An oft-told anecdote is how Beers was determined to not let slip one of Rhimes's plot points in the Grey's Anatomy pilot.
The scene featured Ellen Pompeo, as Meredith Grey, arriving at Seattle Grace Hospital after a one-night-stand with a stranger, who turns out to be her boss. It apparently felt too racy for some producers. Beers told them, "Yes, I've done the same thing. And it's not unknown to many women."
Beers says her instinct for defending the underdog came from her mom, who was a teacher. Her passion for television can be traced to her father, a New York theatrical agent who often discussed plays, movies and TV shows with her. "My earliest memory is sitting on dad's lap and watching television. It's in my DNA."
Once she could read, she would feverishly study the new-season issue of TV Guide. "I would handicap what I thought would go and what wouldn't. I tried to watch everything," she says, recalling two favorites — That Girl and The Mary Tyler Moore Show. She found inspiration in Moore's depiction of an independent career gal bolstered by a tightly knit workplace family,
"If you look at Shondaland, the workplace shows are central," Beers points out. "We're trying to represent messy, vulnerable people who are also strong and empowered women who do things."
Beers initially thought she'd act and demonstrated a knack for comedy. For various Procter & Gamble spots, she parodied an out- of-control announcer, Crazy Eddie, seen in 1980s commercials. As Crazy Carol, she says, "I talked frantically. A lot of things fell on my head."
She still occasionally exercises her acting chops. During table reads, she recites the stage directions with verve. "She always gets the biggest laughs," Lowes says.
Moving to Los Angeles, Beers worked almost exclusively in film production for two decades. Starting out as a reader, she eventually served as president of director Mike Newell's Dogstar Films and president of the Mark Gordon Company.
When she finally hooked up with Rhimes, neither had much TV experience. But "you don't know what you don't know," Beers observes. They tackled a pilot about women war correspondents. It wasn't picked up. With their next project, Grey's Anatomy, Beers passed out copies of tapes of the pilot from the trunk of her car.
That series, which has won five Emmys, drew attention for its colorblind casting. Scandal, which has won two Emmys, also kicked back tradition by being the first primetime network show to star a black actress in almost 40 years. In 2015 the star of How to Get Away with Murder, Viola Davis, became the first black woman to win an Emmy Award for outstanding lead actress in a drama series.

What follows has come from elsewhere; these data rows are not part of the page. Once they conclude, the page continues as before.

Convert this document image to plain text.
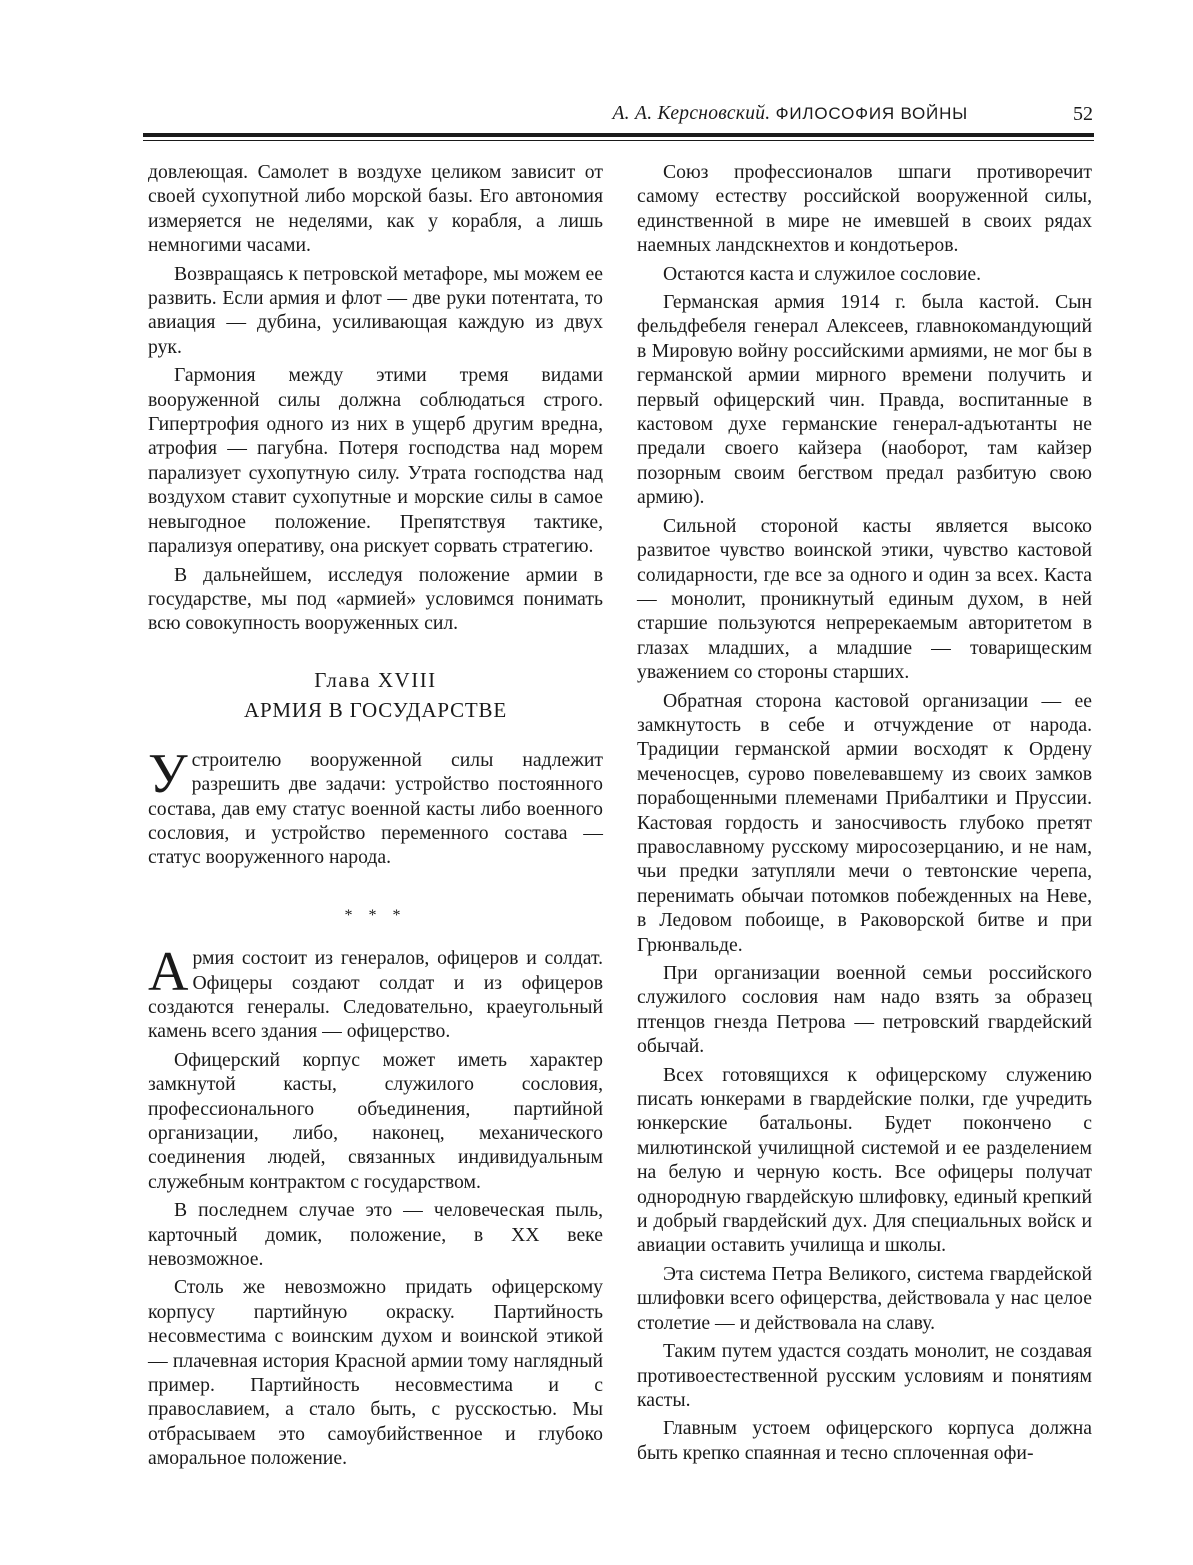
А. А. Керсновский. ФИЛОСОФИЯ ВОЙНЫ	52

довлеющая. Самолет в воздухе целиком зависит от своей сухопутной либо морской базы. Его автономия измеряется не неделями, как у корабля, а лишь немногими часами.

Возвращаясь к петровской метафоре, мы можем ее развить. Если армия и флот — две руки потентата, то авиация — дубина, усиливающая каждую из двух рук.

Гармония между этими тремя видами вооруженной силы должна соблюдаться строго. Гипертрофия одного из них в ущерб другим вредна, атрофия — пагубна. Потеря господства над морем парализует сухопутную силу. Утрата господства над воздухом ставит сухопутные и морские силы в самое невыгодное положение. Препятствуя тактике, парализуя оперативу, она рискует сорвать стратегию.

В дальнейшем, исследуя положение армии в государстве, мы под «армией» условимся понимать всю совокупность вооруженных сил.

Глава XVIII
АРМИЯ В ГОСУДАРСТВЕ

Устроителю вооруженной силы надлежит разрешить две задачи: устройство постоянного состава, дав ему статус военной касты либо военного сословия, и устройство переменного состава — статус вооруженного народа.

* * *

Армия состоит из генералов, офицеров и солдат. Офицеры создают солдат и из офицеров создаются генералы. Следовательно, краеугольный камень всего здания — офицерство.

Офицерский корпус может иметь характер замкнутой касты, служилого сословия, профессионального объединения, партийной организации, либо, наконец, механического соединения людей, связанных индивидуальным служебным контрактом с государством.

В последнем случае это — человеческая пыль, карточный домик, положение, в XX веке невозможное.

Столь же невозможно придать офицерскому корпусу партийную окраску. Партийность несовместима с воинским духом и воинской этикой — плачевная история Красной армии тому наглядный пример. Партийность несовместима и с православием, а стало быть, с русскостью. Мы отбрасываем это самоубийственное и глубоко аморальное положение.

Союз профессионалов шпаги противоречит самому естеству российской вооруженной силы, единственной в мире не имевшей в своих рядах наемных ландскнехтов и кондотьеров.

Остаются каста и служилое сословие.

Германская армия 1914 г. была кастой. Сын фельдфебеля генерал Алексеев, главнокомандующий в Мировую войну российскими армиями, не мог бы в германской армии мирного времени получить и первый офицерский чин. Правда, воспитанные в кастовом духе германские генерал-адъютанты не предали своего кайзера (наоборот, там кайзер позорным своим бегством предал разбитую свою армию).

Сильной стороной касты является высоко развитое чувство воинской этики, чувство кастовой солидарности, где все за одного и один за всех. Каста — монолит, проникнутый единым духом, в ней старшие пользуются непререкаемым авторитетом в глазах младших, а младшие — товарищеским уважением со стороны старших.

Обратная сторона кастовой организации — ее замкнутость в себе и отчуждение от народа. Традиции германской армии восходят к Ордену меченосцев, сурово повелевавшему из своих замков порабощенными племенами Прибалтики и Пруссии. Кастовая гордость и заносчивость глубоко претят православному русскому миросозерцанию, и не нам, чьи предки затупляли мечи о тевтонские черепа, перенимать обычаи потомков побежденных на Неве, в Ледовом побоище, в Раковорской битве и при Грюнвальде.

При организации военной семьи российского служилого сословия нам надо взять за образец птенцов гнезда Петрова — петровский гвардейский обычай.

Всех готовящихся к офицерскому служению писать юнкерами в гвардейские полки, где учредить юнкерские батальоны. Будет покончено с милютинской училищной системой и ее разделением на белую и черную кость. Все офицеры получат однородную гвардейскую шлифовку, единый крепкий и добрый гвардейский дух. Для специальных войск и авиации оставить училища и школы.

Эта система Петра Великого, система гвардейской шлифовки всего офицерства, действовала у нас целое столетие — и действовала на славу.

Таким путем удастся создать монолит, не создавая противоестественной русским условиям и понятиям касты.

Главным устоем офицерского корпуса должна быть крепко спаянная и тесно сплоченная офи-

"I don't make anything I wouldn't want to watch," says Beers, who is something of an uncommon breed, given that the number of women executive producers still lags considerably behind their male counterparts. But Beers recently moved a desk and white shag rug into the office of the late Harry Cohn, a tyrannical Hollywood mogul.
"It was a gigantic thrill to move into the office," she says. "I want to take the power that's in this office and make sure it's used for good and generosity and creativity."